PRO PINANG – Tim pemburu jambret Polres Tanjungpinang meringkus seorang pelaku jambret di Jalan Agus Salim Tanjungpinang, Rabu (7/10). Pelaku yakni Deni, 31 terpaksa dilumpuhkan dengan timah panas sebab berusaha melawan saat akan ditangkap petugas.

Kapolres Tanjungpinang, AKBP Muhammad Iqbal menjelaskan sebelum beraksi, pelaku terlebih dahulu mengintai dan mengikuti korban. Setelah tiba di tempat sepi, pelaku langsung merampas barang bawaan korban. Pelaku lalu kabur meninggalkan korban yang terluka parah.

”Pelaku ini residivis, bekerja sebagai OB (office boy),” jelas Iqbal di Mapolres Tanjungpinang.

Hasil kejahatan digunakan pelaku untuk memenuhi kebutuhan hidup sehari hari. Pelaku juga menggunakan uang hasil kejahatannya untuk membeli narkotika.

”Kami juga menyelidiki apakah pelaku terlibat dalam peredaran narkoba,” terang Iqbal.

Atas perbuatannya pelaku dijerat Pasal 365 tentang Pencurian dengan Kekerasan dengan ancaman 9 tahun penjara. ”Pelaku juga akan dikenakan hukuman tambahan karena berstatus residivis,” kata Kapolres.

Di tempat yang sama, Kasat Reskrim Polres Tanjungpinang AKP Rio Reza Parindra mengungkapkan pelaku merupakan spesialis jambret. Pelaku telah beraksi sebanyak tujuh kali di sejumlah kawasan di Tanjungpinang.

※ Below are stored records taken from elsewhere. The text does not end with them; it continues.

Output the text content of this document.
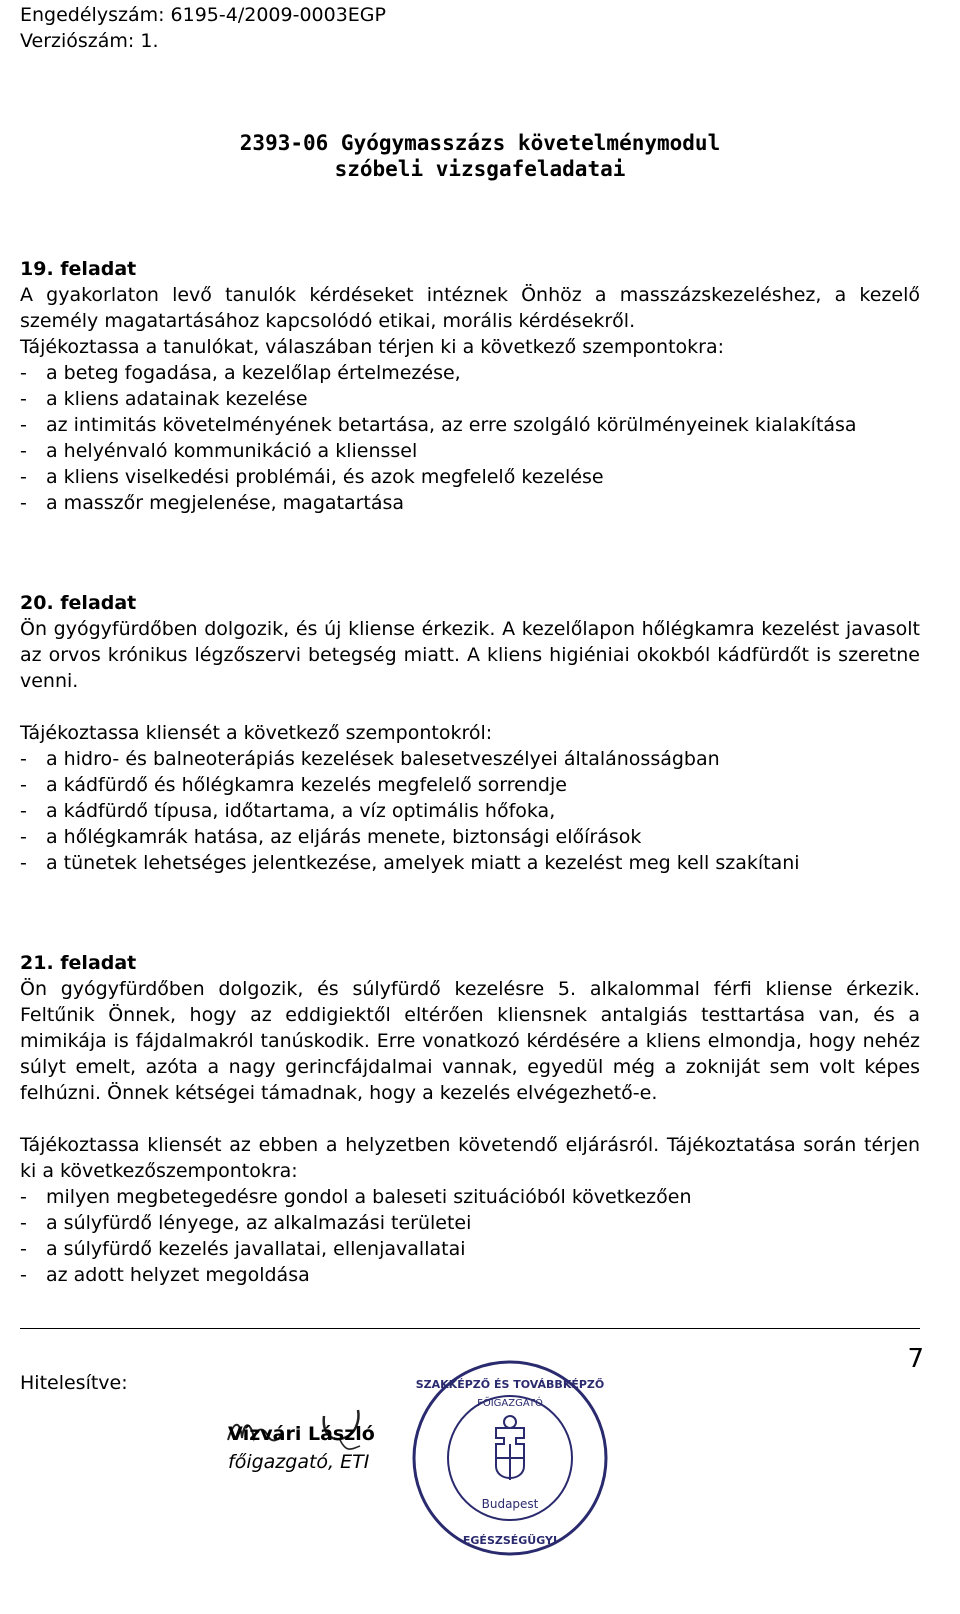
Engedélyszám: 6195-4/2009-0003EGP
Verziószám: 1.
2393-06 Gyógymasszázs követelménymodul
szóbeli vizsgafeladatai
19. feladat

A gyakorlaton levő tanulók kérdéseket intéznek Önhöz a masszázskezeléshez, a kezelő személy magatartásához kapcsolódó etikai, morális kérdésekről.

Tájékoztassa a tanulókat, válaszában térjen ki a következő szempontokra:

- a beteg fogadása, a kezelőlap értelmezése,
- a kliens adatainak kezelése
- az intimitás követelményének betartása, az erre szolgáló körülményeinek kialakítása
- a helyénvaló kommunikáció a klienssel
- a kliens viselkedési problémái, és azok megfelelő kezelése
- a masszőr megjelenése, magatartása
20. feladat

Ön gyógyfürdőben dolgozik, és új kliense érkezik. A kezelőlapon hőlégkamra kezelést javasolt az orvos krónikus légzőszervi betegség miatt. A kliens higiéniai okokból kádfürdőt is szeretne venni.

Tájékoztassa kliensét a következő szempontokról:

- a hidro- és balneoterápiás kezelések balesetveszélyei általánosságban
- a kádfürdő és hőlégkamra kezelés megfelelő sorrendje
- a kádfürdő típusa, időtartama, a víz optimális hőfoka,
- a hőlégkamrák hatása, az eljárás menete, biztonsági előírások
- a tünetek lehetséges jelentkezése, amelyek miatt a kezelést meg kell szakítani
21. feladat

Ön gyógyfürdőben dolgozik, és súlyfürdő kezelésre 5. alkalommal férfi kliense érkezik. Feltűnik Önnek, hogy az eddigiektől eltérően kliensnek antalgiás testtartása van, és a mimikája is fájdalmakról tanúskodik. Erre vonatkozó kérdésére a kliens elmondja, hogy nehéz súlyt emelt, azóta a nagy gerincfájdalmai vannak, egyedül még a zokniját sem volt képes felhúzni. Önnek kétségei támadnak, hogy a kezelés elvégezhető-e.

Tájékoztassa kliensét az ebben a helyzetben követendő eljárásról. Tájékoztatása során térjen ki a következőszempontokra:

- milyen megbetegedésre gondol a baleseti szituációból következően
- a súlyfürdő lényege, az alkalmazási területei
- a súlyfürdő kezelés javallatai, ellenjavallatai
- az adott helyzet megoldása
7
Hitelesítve:
Vízvári László
főigazgató, ETI
Budapest
SZAKKÉPZŐ ÉS TOVÁBBKÉPZŐ
FŐIGAZGATÓ
EGÉSZSÉGÜGYI
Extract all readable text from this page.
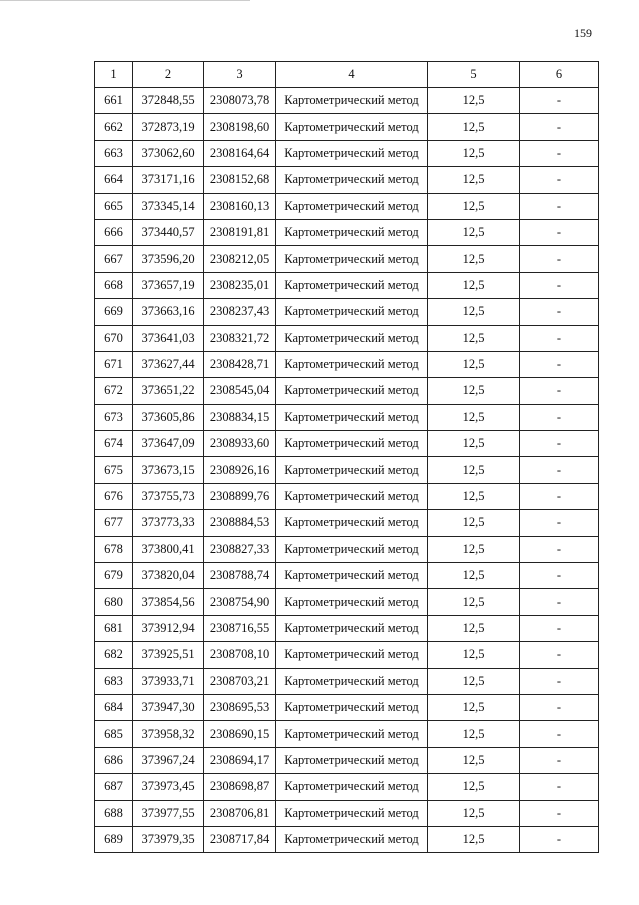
159
1	2	3	4	5	6
661	372848,55	2308073,78	Картометрический метод	12,5	-
662	372873,19	2308198,60	Картометрический метод	12,5	-
663	373062,60	2308164,64	Картометрический метод	12,5	-
664	373171,16	2308152,68	Картометрический метод	12,5	-
665	373345,14	2308160,13	Картометрический метод	12,5	-
666	373440,57	2308191,81	Картометрический метод	12,5	-
667	373596,20	2308212,05	Картометрический метод	12,5	-
668	373657,19	2308235,01	Картометрический метод	12,5	-
669	373663,16	2308237,43	Картометрический метод	12,5	-
670	373641,03	2308321,72	Картометрический метод	12,5	-
671	373627,44	2308428,71	Картометрический метод	12,5	-
672	373651,22	2308545,04	Картометрический метод	12,5	-
673	373605,86	2308834,15	Картометрический метод	12,5	-
674	373647,09	2308933,60	Картометрический метод	12,5	-
675	373673,15	2308926,16	Картометрический метод	12,5	-
676	373755,73	2308899,76	Картометрический метод	12,5	-
677	373773,33	2308884,53	Картометрический метод	12,5	-
678	373800,41	2308827,33	Картометрический метод	12,5	-
679	373820,04	2308788,74	Картометрический метод	12,5	-
680	373854,56	2308754,90	Картометрический метод	12,5	-
681	373912,94	2308716,55	Картометрический метод	12,5	-
682	373925,51	2308708,10	Картометрический метод	12,5	-
683	373933,71	2308703,21	Картометрический метод	12,5	-
684	373947,30	2308695,53	Картометрический метод	12,5	-
685	373958,32	2308690,15	Картометрический метод	12,5	-
686	373967,24	2308694,17	Картометрический метод	12,5	-
687	373973,45	2308698,87	Картометрический метод	12,5	-
688	373977,55	2308706,81	Картометрический метод	12,5	-
689	373979,35	2308717,84	Картометрический метод	12,5	-
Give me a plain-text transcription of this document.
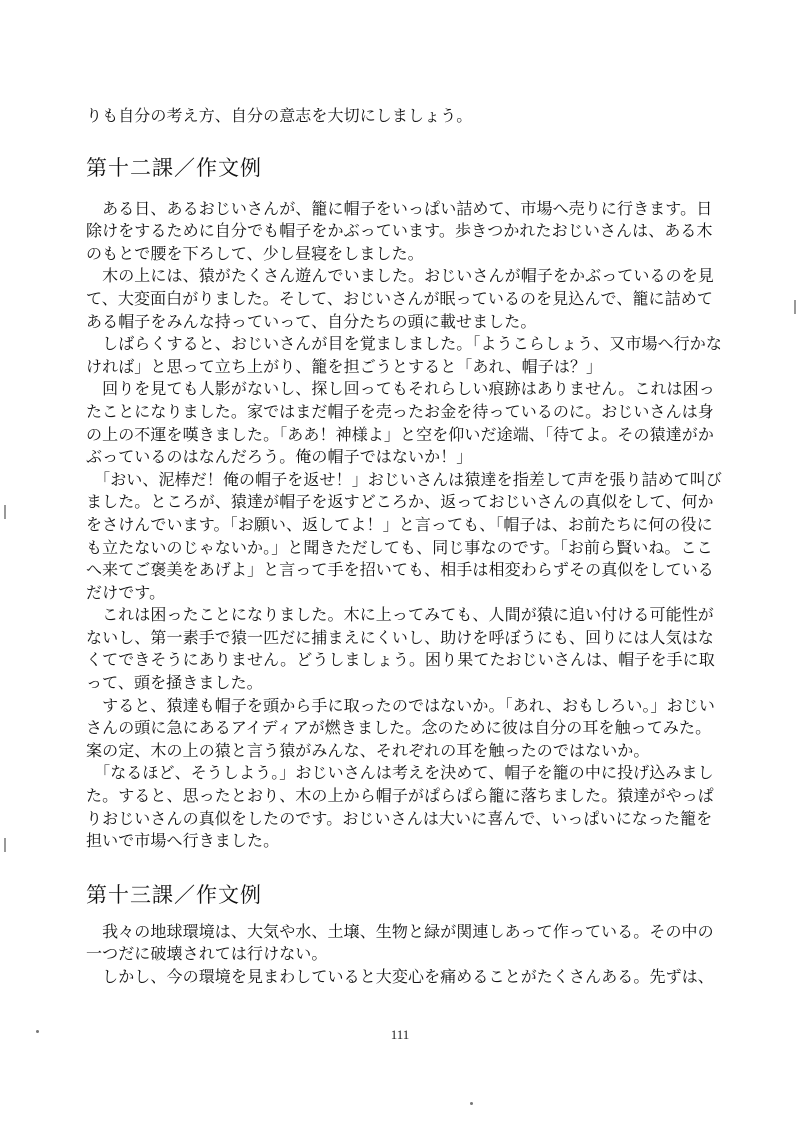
りも自分の考え方、自分の意志を大切にしましょう。
第十二課／作文例
　ある日、あるおじいさんが、籠に帽子をいっぱい詰めて、市場へ売りに行きます。日
除けをするために自分でも帽子をかぶっています。歩きつかれたおじいさんは、ある木
のもとで腰を下ろして、少し昼寝をしました。
　木の上には、猿がたくさん遊んでいました。おじいさんが帽子をかぶっているのを見
て、大変面白がりました。そして、おじいさんが眠っているのを見込んで、籠に詰めて
ある帽子をみんな持っていって、自分たちの頭に載せました。
　しばらくすると、おじいさんが目を覚ましました。「ようこらしょう、又市場へ行かな
ければ」と思って立ち上がり、籠を担ごうとすると「あれ、帽子は？」
　回りを見ても人影がないし、探し回ってもそれらしい痕跡はありません。これは困っ
たことになりました。家ではまだ帽子を売ったお金を待っているのに。おじいさんは身
の上の不運を嘆きました。「ああ！神様よ」と空を仰いだ途端、「待てよ。その猿達がか
ぶっているのはなんだろう。俺の帽子ではないか！」
　「おい、泥棒だ！俺の帽子を返せ！」おじいさんは猿達を指差して声を張り詰めて叫び
ました。ところが、猿達が帽子を返すどころか、返っておじいさんの真似をして、何か
をさけんでいます。「お願い、返してよ！」と言っても、「帽子は、お前たちに何の役に
も立たないのじゃないか。」と聞きただしても、同じ事なのです。「お前ら賢いね。ここ
へ来てご褒美をあげよ」と言って手を招いても、相手は相変わらずその真似をしている
だけです。
　これは困ったことになりました。木に上ってみても、人間が猿に追い付ける可能性が
ないし、第一素手で猿一匹だに捕まえにくいし、助けを呼ぼうにも、回りには人気はな
くてできそうにありません。どうしましょう。困り果てたおじいさんは、帽子を手に取
って、頭を掻きました。
　すると、猿達も帽子を頭から手に取ったのではないか。「あれ、おもしろい。」おじい
さんの頭に急にあるアイディアが燃きました。念のために彼は自分の耳を触ってみた。
案の定、木の上の猿と言う猿がみんな、それぞれの耳を触ったのではないか。
　「なるほど、そうしよう。」おじいさんは考えを決めて、帽子を籠の中に投げ込みまし
た。すると、思ったとおり、木の上から帽子がぱらぱら籠に落ちました。猿達がやっぱ
りおじいさんの真似をしたのです。おじいさんは大いに喜んで、いっぱいになった籠を
担いで市場へ行きました。
第十三課／作文例
　我々の地球環境は、大気や水、土壌、生物と緑が関連しあって作っている。その中の
一つだに破壊されては行けない。
　しかし、今の環境を見まわしていると大変心を痛めることがたくさんある。先ずは、
111
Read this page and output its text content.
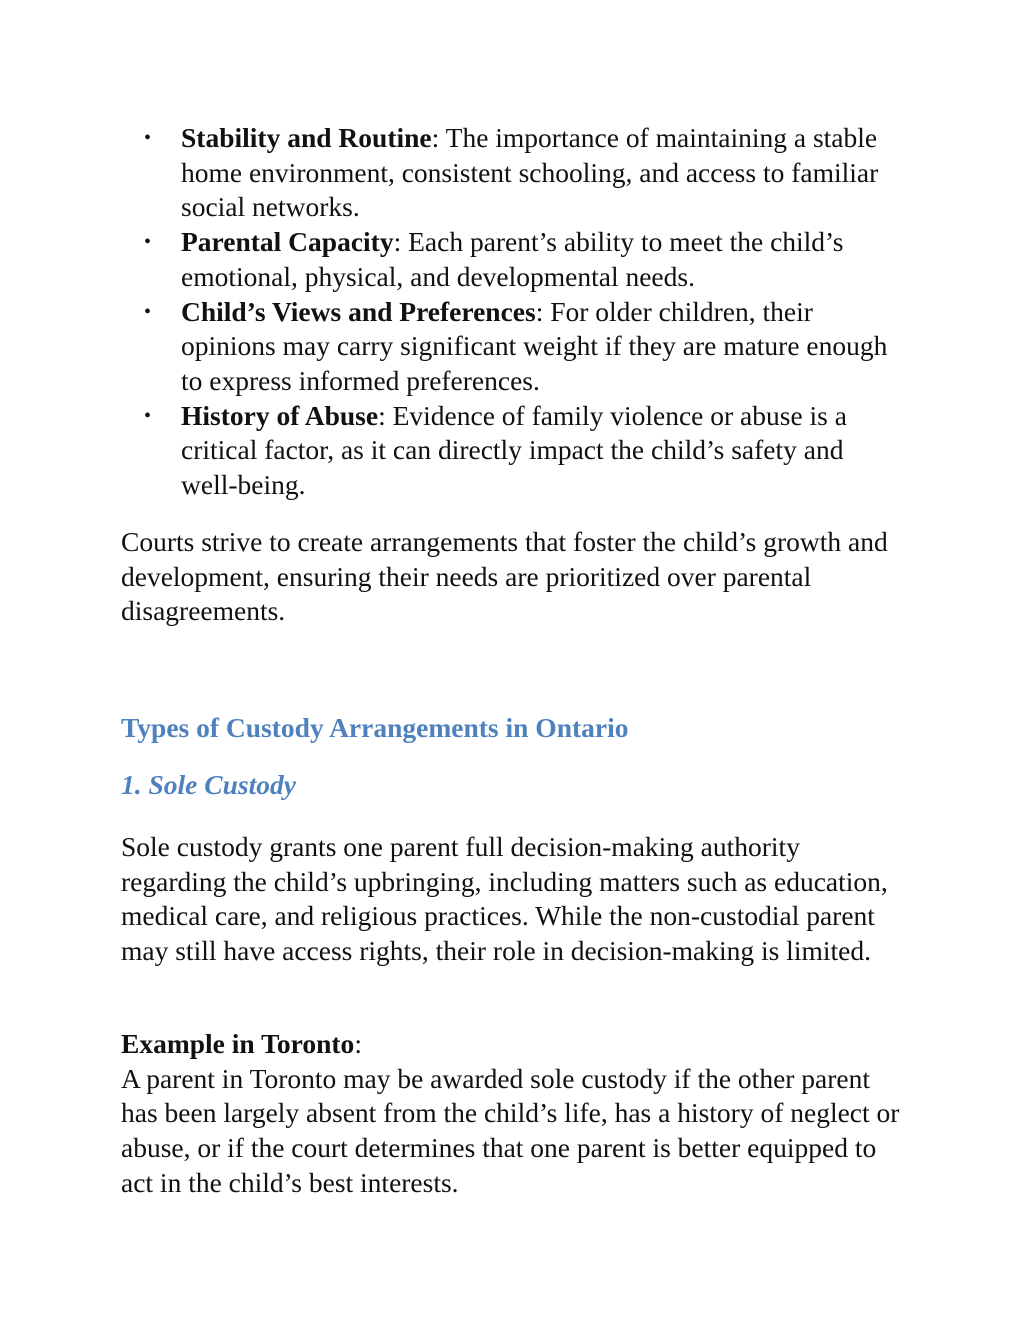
• Stability and Routine: The importance of maintaining a stable home environment, consistent schooling, and access to familiar social networks.
• Parental Capacity: Each parent’s ability to meet the child’s emotional, physical, and developmental needs.
• Child’s Views and Preferences: For older children, their opinions may carry significant weight if they are mature enough to express informed preferences.
• History of Abuse: Evidence of family violence or abuse is a critical factor, as it can directly impact the child’s safety and well-being.

Courts strive to create arrangements that foster the child’s growth and development, ensuring their needs are prioritized over parental disagreements.

Types of Custody Arrangements in Ontario
1. Sole Custody

Sole custody grants one parent full decision-making authority regarding the child’s upbringing, including matters such as education, medical care, and religious practices. While the non-custodial parent may still have access rights, their role in decision-making is limited.

Example in Toronto:
A parent in Toronto may be awarded sole custody if the other parent has been largely absent from the child’s life, has a history of neglect or abuse, or if the court determines that one parent is better equipped to act in the child’s best interests.
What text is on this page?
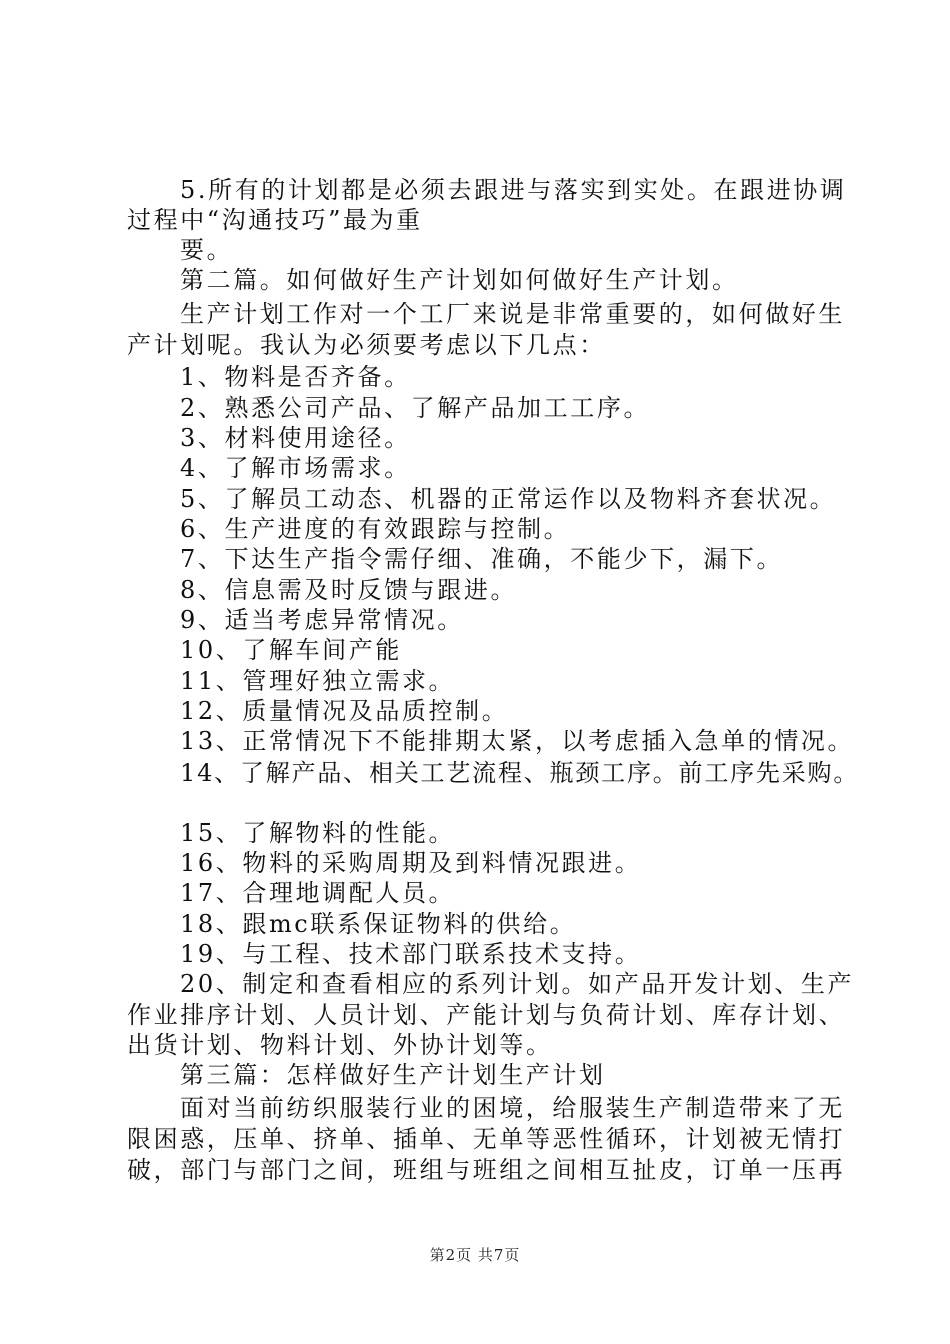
5.所有的计划都是必须去跟进与落实到实处。在跟进协调
过程中“沟通技巧”最为重
要。
第二篇。如何做好生产计划如何做好生产计划。
生产计划工作对一个工厂来说是非常重要的，如何做好生
产计划呢。我认为必须要考虑以下几点：
1、物料是否齐备。
2、熟悉公司产品、了解产品加工工序。
3、材料使用途径。
4、了解市场需求。
5、了解员工动态、机器的正常运作以及物料齐套状况。
6、生产进度的有效跟踪与控制。
7、下达生产指令需仔细、准确，不能少下，漏下。
8、信息需及时反馈与跟进。
9、适当考虑异常情况。
10、了解车间产能
11、管理好独立需求。
12、质量情况及品质控制。
13、正常情况下不能排期太紧，以考虑插入急单的情况。
14、了解产品、相关工艺流程、瓶颈工序。前工序先采购。
15、了解物料的性能。
16、物料的采购周期及到料情况跟进。
17、合理地调配人员。
18、跟mc联系保证物料的供给。
19、与工程、技术部门联系技术支持。
20、制定和查看相应的系列计划。如产品开发计划、生产
作业排序计划、人员计划、产能计划与负荷计划、库存计划、
出货计划、物料计划、外协计划等。
第三篇：怎样做好生产计划生产计划
面对当前纺织服装行业的困境，给服装生产制造带来了无
限困惑，压单、挤单、插单、无单等恶性循环，计划被无情打
破，部门与部门之间，班组与班组之间相互扯皮，订单一压再
第2页 共7页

”Dalam satu bulan, ada tujuh TKP (Tempat Kejadian Perkara). Pelaku juga pernah beraksi di Karimun,” jelasnya.

Saat penangkapan, petugas juga mengamankan sejumlah barang bukti hasil kejahatan seperti tas berisi dokumen penting milik korban, tiga unit ponsel, dompet serta satu unit sepeda motor yang digunakan pelaku untuk beraksi.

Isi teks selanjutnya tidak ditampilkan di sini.